|
SETOBJACC will only work for read only. The minute you write to it, the system will push it out of memory to cache so it will be committed to storage. Also only really works with small files so it will fit in in the memory pool set up for it. I’m thinking a 5million row file might not fit.
Jim Oberholtzer
Agile Technology Architects
On May 13, 2021, at 7:06 PM, Vern Hamberg <vhamberg@xxxxxxxxxxxxxxx> wrote:
Hi Leo
I don't think that's exactly how it works. SLS is a single address space. There is also memory, and currently-in-use data sits there, too, and that data is most-readily available to applications. But that is limited in size, so data can be paged out of that area - until requested again, then some other data will be paged out.
Using the SETOBJACC command, one can preload memory, let's say - this is best used if you have a lot of memory and you load into a pool that is not used for program activity. And CLRPOOL can page out everything from a file that is in a pool, hence giving you a consistent base point for performance testing.
Are the deer's eyes in the headlights yet? :)
Regards
Vern
On 5/13/2021 6:32 PM, Leo Burkett wrote:--
How is a file pulled off hard disk and placed somewhere in single-level
storage? I thought single-level storage referred to a single address space
spanning both RAM and disk.
Rob Berendt, you are a bad influence on me.
Leo Burkett
-----Original Message-----
From: RPG400-L On Behalf Of x y
Sent: Thursday, May 13, 2021 7:26 PM
To: RPG programming on IBM i <rpg400-l@xxxxxxxxxxxxxxxxxx>
Subject: Re: native i/o and RCAC - performance
Lots of reasons performance could be different, not the least of which is
the possibility that the file's been pulled off disk hard disk and is
sitting somewhere in single-level storage.
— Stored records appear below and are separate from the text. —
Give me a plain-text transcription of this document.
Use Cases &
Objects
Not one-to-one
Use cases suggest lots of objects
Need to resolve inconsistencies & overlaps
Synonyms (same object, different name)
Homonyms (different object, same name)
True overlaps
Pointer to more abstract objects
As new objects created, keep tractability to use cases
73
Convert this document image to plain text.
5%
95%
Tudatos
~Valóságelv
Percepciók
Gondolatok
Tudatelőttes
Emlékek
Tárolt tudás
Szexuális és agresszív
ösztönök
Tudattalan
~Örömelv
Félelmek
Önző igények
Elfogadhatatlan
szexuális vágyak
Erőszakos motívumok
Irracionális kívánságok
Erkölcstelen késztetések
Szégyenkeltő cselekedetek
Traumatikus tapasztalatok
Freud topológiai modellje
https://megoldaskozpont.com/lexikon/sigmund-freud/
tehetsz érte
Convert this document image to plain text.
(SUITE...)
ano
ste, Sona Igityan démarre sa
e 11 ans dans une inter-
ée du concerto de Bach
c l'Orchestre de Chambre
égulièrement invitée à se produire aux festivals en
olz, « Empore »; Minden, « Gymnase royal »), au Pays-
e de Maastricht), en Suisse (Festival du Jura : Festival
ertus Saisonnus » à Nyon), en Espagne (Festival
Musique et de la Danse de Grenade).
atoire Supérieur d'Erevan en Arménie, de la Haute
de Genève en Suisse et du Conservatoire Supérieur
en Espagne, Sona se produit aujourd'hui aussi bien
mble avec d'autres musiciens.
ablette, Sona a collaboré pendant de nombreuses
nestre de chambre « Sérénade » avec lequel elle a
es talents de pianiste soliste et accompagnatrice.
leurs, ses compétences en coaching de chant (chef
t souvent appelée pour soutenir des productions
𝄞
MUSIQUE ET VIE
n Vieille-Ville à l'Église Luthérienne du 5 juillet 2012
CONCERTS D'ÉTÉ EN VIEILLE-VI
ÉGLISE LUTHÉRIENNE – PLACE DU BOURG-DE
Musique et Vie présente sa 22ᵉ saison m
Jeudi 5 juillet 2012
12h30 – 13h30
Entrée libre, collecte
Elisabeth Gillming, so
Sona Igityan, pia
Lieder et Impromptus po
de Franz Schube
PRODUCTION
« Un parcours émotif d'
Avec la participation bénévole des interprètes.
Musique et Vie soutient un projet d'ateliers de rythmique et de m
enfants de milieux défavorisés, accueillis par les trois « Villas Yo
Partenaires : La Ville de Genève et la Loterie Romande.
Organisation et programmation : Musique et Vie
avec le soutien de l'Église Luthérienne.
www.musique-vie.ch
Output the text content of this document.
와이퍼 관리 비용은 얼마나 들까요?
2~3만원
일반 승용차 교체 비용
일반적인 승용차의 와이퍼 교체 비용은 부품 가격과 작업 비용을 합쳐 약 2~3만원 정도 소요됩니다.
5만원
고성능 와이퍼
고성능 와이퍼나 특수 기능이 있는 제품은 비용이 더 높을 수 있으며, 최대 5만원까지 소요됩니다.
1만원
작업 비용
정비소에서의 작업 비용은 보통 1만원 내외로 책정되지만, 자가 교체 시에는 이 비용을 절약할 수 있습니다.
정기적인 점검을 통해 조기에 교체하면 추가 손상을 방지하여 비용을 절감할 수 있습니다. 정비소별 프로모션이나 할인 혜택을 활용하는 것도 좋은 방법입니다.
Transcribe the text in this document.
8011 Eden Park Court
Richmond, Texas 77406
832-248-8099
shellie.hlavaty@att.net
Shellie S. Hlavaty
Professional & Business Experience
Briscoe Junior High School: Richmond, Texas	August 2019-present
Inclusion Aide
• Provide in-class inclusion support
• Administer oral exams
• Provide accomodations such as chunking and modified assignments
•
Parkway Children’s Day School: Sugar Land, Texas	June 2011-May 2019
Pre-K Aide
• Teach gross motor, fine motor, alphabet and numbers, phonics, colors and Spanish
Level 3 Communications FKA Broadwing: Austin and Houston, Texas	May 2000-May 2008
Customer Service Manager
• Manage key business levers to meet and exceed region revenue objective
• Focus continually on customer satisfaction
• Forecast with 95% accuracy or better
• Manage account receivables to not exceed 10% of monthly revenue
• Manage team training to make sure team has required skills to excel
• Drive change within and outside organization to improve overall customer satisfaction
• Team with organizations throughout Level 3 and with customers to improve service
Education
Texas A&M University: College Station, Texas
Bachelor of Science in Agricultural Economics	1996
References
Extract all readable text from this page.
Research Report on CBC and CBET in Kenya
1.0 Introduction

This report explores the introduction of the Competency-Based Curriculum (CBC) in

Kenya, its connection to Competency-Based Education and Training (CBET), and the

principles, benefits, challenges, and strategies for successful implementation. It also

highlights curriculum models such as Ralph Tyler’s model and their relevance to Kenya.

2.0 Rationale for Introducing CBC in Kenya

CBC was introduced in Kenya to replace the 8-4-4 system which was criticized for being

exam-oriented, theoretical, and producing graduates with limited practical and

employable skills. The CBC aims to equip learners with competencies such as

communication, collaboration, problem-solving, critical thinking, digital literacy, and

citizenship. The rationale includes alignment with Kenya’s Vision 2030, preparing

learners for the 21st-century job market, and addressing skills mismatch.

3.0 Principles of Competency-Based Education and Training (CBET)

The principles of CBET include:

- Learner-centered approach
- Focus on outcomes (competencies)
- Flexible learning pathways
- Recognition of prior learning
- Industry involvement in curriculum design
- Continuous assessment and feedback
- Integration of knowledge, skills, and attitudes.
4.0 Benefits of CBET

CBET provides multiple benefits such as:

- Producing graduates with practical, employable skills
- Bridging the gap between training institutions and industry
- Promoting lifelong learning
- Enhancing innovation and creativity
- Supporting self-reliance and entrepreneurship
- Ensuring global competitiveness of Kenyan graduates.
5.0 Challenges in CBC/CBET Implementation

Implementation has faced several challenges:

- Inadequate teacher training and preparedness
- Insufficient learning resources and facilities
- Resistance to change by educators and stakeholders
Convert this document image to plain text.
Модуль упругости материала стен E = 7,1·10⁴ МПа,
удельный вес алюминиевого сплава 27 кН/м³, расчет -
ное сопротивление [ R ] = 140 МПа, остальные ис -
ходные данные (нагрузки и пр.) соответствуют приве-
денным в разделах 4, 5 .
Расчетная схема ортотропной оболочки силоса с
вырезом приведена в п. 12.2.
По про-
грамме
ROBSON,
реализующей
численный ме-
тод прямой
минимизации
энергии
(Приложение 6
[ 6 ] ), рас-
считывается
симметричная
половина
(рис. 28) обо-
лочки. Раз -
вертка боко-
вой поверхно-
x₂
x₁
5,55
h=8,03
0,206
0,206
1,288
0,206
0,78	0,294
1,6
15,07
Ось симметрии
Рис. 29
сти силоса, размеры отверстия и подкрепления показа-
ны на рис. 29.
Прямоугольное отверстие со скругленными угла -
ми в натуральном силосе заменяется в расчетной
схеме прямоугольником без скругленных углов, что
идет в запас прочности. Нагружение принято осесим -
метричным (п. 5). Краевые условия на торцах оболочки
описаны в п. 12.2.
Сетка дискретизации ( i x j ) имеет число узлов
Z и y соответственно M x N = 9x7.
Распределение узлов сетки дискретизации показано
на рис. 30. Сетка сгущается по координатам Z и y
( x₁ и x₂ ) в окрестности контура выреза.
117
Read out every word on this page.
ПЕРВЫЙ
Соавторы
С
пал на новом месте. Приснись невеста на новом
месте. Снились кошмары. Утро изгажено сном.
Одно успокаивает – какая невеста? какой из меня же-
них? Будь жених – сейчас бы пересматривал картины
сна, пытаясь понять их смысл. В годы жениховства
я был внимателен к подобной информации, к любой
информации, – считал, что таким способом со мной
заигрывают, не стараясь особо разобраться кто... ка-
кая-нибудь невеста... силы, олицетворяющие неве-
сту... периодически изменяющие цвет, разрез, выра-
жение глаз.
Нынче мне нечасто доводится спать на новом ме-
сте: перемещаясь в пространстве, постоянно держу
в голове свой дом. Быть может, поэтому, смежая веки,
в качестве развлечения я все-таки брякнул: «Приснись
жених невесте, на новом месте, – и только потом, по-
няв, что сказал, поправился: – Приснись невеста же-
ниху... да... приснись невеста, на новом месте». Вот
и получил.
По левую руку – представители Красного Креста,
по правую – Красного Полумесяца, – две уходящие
I'd run this test at least 10
times in succession, alternating with/without RCAC, to tamp down system
workload and the other unseen factors that play havoc with performance
measurement. My development partition has 245 jobs running--a handful of
QINTER's, one user daemon, and a handful of
It seems that this feature is extremely useful in some very specific use
cases, primarily to protect financial and employee-confidential data, but
not the most effective for dealing with performance issues. Another approach
is to create a covered index/access path, where all the fields/columns
needed for a given query are included in the "logical".
On Thu, May 13, 2021 at 5:57 AM Jay Vaughn <jeffersonvaughn@xxxxxxxxx>
wrote:
Can anyone explain or even theorize when applying RCAC to a file, how--
it boosts the read performance of the file under native i/o?
Example:
file containing 5M rows...
simple RPG pgm in for loop with reads...
without RCAC applied
elapsed time - 23s
processing time - 1.544
with RCAC applied (alter table theTable activate column access
control) elapsed time - 4s processing time - 1.413
drastic change in elapsed time - small change in processing time.
There is also a smaller gain when using SQL but not as much as native i/o.